Short-Term Inflation Premium at Unusual Levels
The two-year inflation rate (currently around 2.79%) has traded above the 10-year rate (approximately 2.48%) since election day—a reversal of the typical relationship between these tenors. Market participants now anticipate this inversion may soon reverse course.
Critical CPI Report Looms Large
Wednesday’s release of May consumer price index (CPI) data takes on heightened significance, as it will provide crucial insights into how tariffs are initially affecting core goods prices. Bloomberg economists’ median forecasts show headline CPI expected to rise 0.2% month-over-month, with core CPI (excluding food and energy) projected to increase 0.3%.
However, inflation swap markets currently price in more modest gains of 0.12% and 0.23% respectively. “This instrument has proven more accurate in forecasting CPI outcomes,” the strategists note.
Market Signals Diminishing Tariff Impact
Additional evidence suggests market participants are scaling back expectations for future tariff effects. One-year inflation swap rates have been declining steadily, indicating reduced anticipation of higher effective tariff rates.

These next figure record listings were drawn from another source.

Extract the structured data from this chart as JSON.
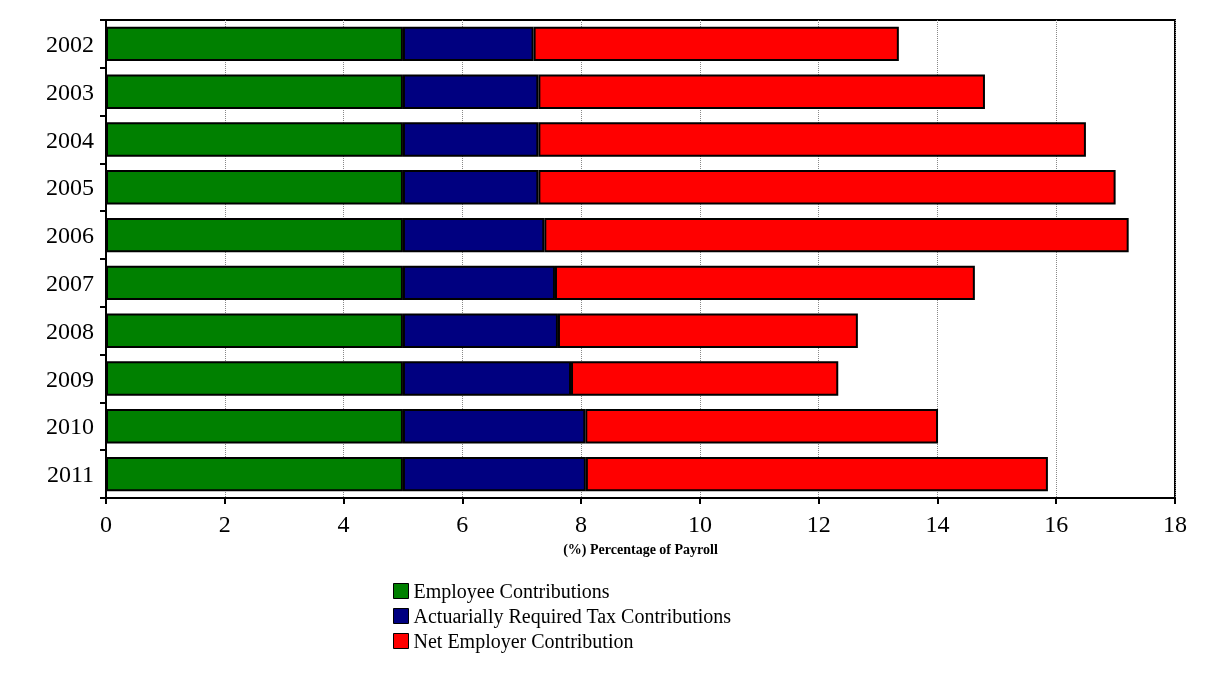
{
  "chart_data": {
    "type": "bar",
    "orientation": "horizontal",
    "stacked": true,
    "xlabel": "(%) Percentage of Payroll",
    "categories": [
      "2002",
      "2003",
      "2004",
      "2005",
      "2006",
      "2007",
      "2008",
      "2009",
      "2010",
      "2011"
    ],
    "series": [
      {
        "name": "Employee Contributions",
        "color": "#008000",
        "values": [
          5,
          5,
          5,
          5,
          5,
          5,
          5,
          5,
          5,
          5
        ]
      },
      {
        "name": "Actuarially Required Tax Contributions",
        "color": "#000080",
        "values": [
          2.2,
          2.28,
          2.28,
          2.28,
          2.38,
          2.56,
          2.61,
          2.83,
          3.07,
          3.08
        ]
      },
      {
        "name": "Net Employer Contribution",
        "color": "#ff0000",
        "values": [
          6.15,
          7.52,
          9.22,
          9.72,
          9.84,
          7.07,
          5.05,
          4.5,
          5.94,
          7.78
        ]
      }
    ],
    "xlim": [
      0,
      18
    ],
    "xticks": [
      0,
      2,
      4,
      6,
      8,
      10,
      12,
      14,
      16,
      18
    ],
    "grid": "x",
    "legend": "bottom"
  }
}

Potential Strategy Outcomes
While the current 31-basis-point spread between two-year and 10-year CPI swap rates may compress to just 10 basis points, the strategists recommend a stop-loss at 45 basis points if the gap widens. Key risks to this view include unexpected upward pressure on core goods CPI or potential increases in effective tariff rates.
Supporting Factors for the Trade
Several elements bolster the case for this positioning:
- Global equity markets and financial conditions currently favor rising 10-year inflation expectations
- Commodity strategists at Morgan Stanley forecast oil price declines that will likely weigh more heavily on short-term inflation than longer-term measures
The firm emphasizes these dynamics create a compelling case for the proposed trade, though participants should remain vigilant about potential upside surprises in the inflation data.